Growing Iceberg Lettuce
Iceberg, or crispheads, are often more difficult to grow than other lettuce types. Because they have a longer growing season, they are often started indoors and transplanted to the garden. They usually take 80-90 days to mature. To avoid the hot summer days, many crispheads are planted as a fall crop.
Pest & Disease Control
Some of the most common insect pests are snails and aphids. To control slugs, you can handpick them or use a slug repellent. Super-Lite Insect Barriers are effective at keeping insects at bay. Monitor you lettuce plants for signs of insect damage.
Lettuce can also be affected by bacterial and fungal diseases, including bacterial leaf spot, downy mildew and damping off. Some preventative measures you can take are to avoid overcrowding and overwatering. Also, practice crop rotation. When using disease control products, make sure to follow label instructions.

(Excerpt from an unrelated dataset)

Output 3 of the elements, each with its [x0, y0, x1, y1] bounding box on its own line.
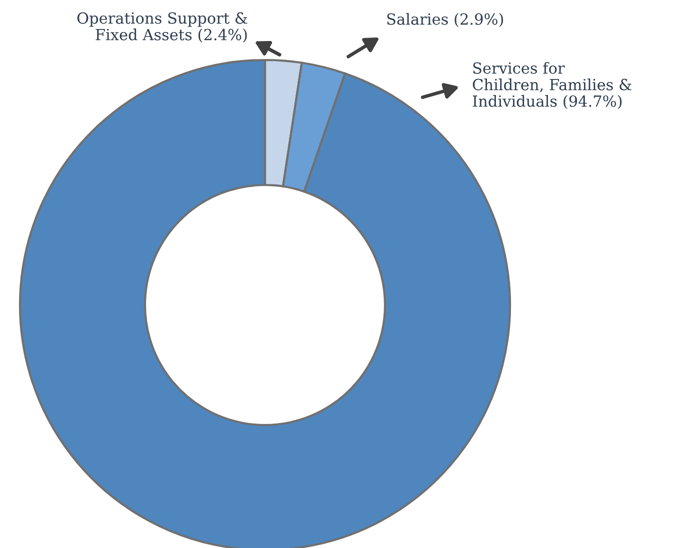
slice-label: Salaries (2.9%) [387, 13, 504, 27]
slice-label: Operations Support & Fixed Assets (2.4%) [77, 12, 248, 43]
slice-label: Services for Children, Families & Individuals (94.7%) [472, 62, 632, 110]
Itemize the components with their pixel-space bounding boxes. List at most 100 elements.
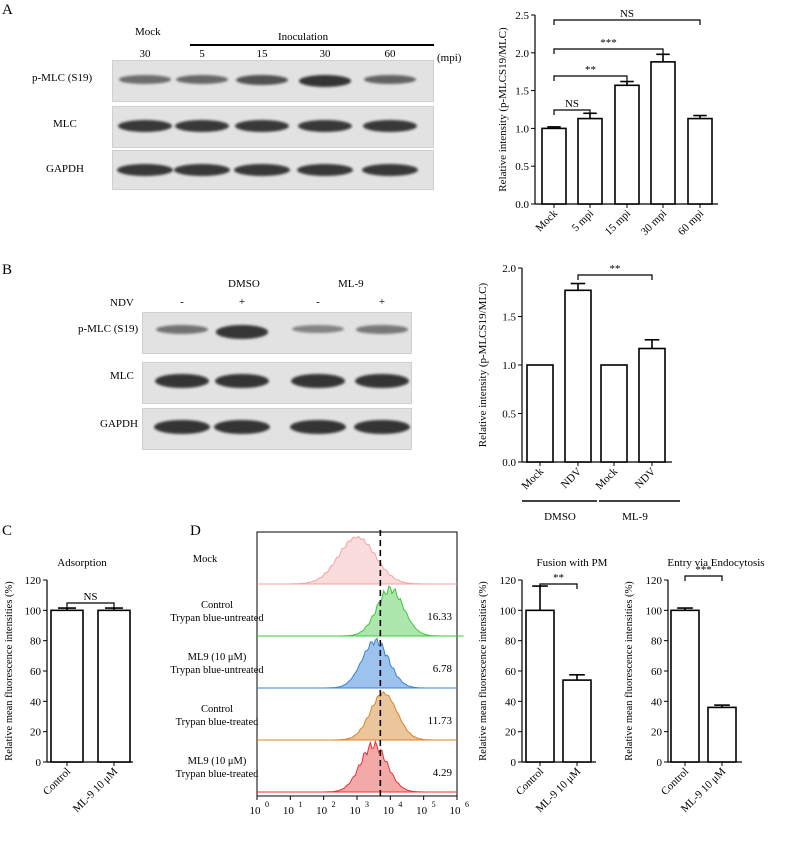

Because it's fast-growing, easy to grow and delicious, lettuce deserves a spot in the garden--or a container. The key things to remember about growing lettuce are:
- It's a cool season crop that's easy to grow from seed.
- Sowing seeds every few weeks extends the harvest.
- Loose leaf lettuces are generally the easiest and fastest to grow.
- Lettuce grows in well-drained soil and full sun, but can handle part shade.
- Lettuce can be harvested at the baby leaf stage in 30-40 days.
The best way to get started is to choose a couple of lettuce seed varieties you'd like to grow. Then watch the 'How to Grow Lettuce from Seed' from earlier in this blog.
FAQs About Growing Lettuce
How long does it take for lettuce to grow?
Depending on the variety and harvest stage, lettuce can be ready for harvest in 40-80 days.
Does lettuce need full sun?
While lettuce prefers full sun, it can be grown in partial shade.
When is lettuce ready to harvest?
If harvesting at the baby leaf or leaf stage, it can be harvested about 30-40 days after harvest. If growing buttercrunch, romaine or iceberg lettuce, you can wait until heads form before harvesting.